The savings line is the difference. Failure types are broken out per
model so you can see which delegate is most reliable for your repo.
## Provider coverage
Every provider exposed via `dot ai <provider>` is logged best-effort.
For providers that don't surface token counts in their CLI output, the
report still tracks: timestamp, project, exit code, duration, prompt
word count. Token / cost fields stay zero for those providers — the
report tolerates the gap and aggregates by `model` regardless.
Providers tracked today:
| Provider | Binary | Logged | Tokens surfaced? |
|---|---|---|---|
| Claude Code | `claude` | yes | no (CLI doesn't expose) |
| Codex | `codex` | yes | no |
| Copilot CLI | `copilot` | yes | no |
| Gemini CLI | `gemini` | yes | no |
| Goose | `goose` | yes | no |
| Aider | `aider` | yes | no |
| OpenCode | `opencode` | yes | no |
| Autohand | `autohand` | yes | no |
| Mistral Vibe | `vibe` | yes | **yes** (via delegator) |
| Qwen | `qwen` | yes | no |
| ZAI | `zai` | yes | no |
| Shell-GPT | `sgpt` | yes | no |
| Ollama (local) | `ollama` | yes | n/a (no cost) |
| Kiro CLI | `kiro-cli` | yes | no |
## Future work
Not implemented yet, ordered roughly by likely impact:
1. **Provider-level budget guard.** `dot ai budget --set 50/month`
would warn at 80% and refuse new requests at 100% (overridable).

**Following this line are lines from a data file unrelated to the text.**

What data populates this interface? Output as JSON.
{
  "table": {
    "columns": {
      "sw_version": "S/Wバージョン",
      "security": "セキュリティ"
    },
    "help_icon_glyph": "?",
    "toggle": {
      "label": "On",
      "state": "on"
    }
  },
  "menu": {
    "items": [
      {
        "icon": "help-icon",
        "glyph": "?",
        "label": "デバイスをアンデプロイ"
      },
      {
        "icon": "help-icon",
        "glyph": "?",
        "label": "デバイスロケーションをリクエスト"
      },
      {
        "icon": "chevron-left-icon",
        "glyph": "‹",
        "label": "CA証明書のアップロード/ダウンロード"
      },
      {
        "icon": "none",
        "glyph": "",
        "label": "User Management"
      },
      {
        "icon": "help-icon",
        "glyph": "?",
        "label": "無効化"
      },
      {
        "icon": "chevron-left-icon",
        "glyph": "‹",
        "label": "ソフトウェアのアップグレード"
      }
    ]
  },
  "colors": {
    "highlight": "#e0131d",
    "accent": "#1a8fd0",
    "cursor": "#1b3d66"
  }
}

Needs per-provider cost estimation hooks beyond what each CLI
surfaces today.
2. **Prompt response cache.** Many coding-helper queries are
deterministic ("syntax for X in Y"). A local cache keyed on prompt
hash + provider could short-circuit repeat queries.
3. **Per-task-class model routing.** `dot ai delegate --class refactor`
would pick the cheapest model that meets the quality bar for the
task class. Today the user picks the model.
4. **Rate-limit awareness.** Track API rate limits from response
headers, queue requests, surface a `dot ai cost --limits` view that
shows time-to-reset for every provider with an active limit.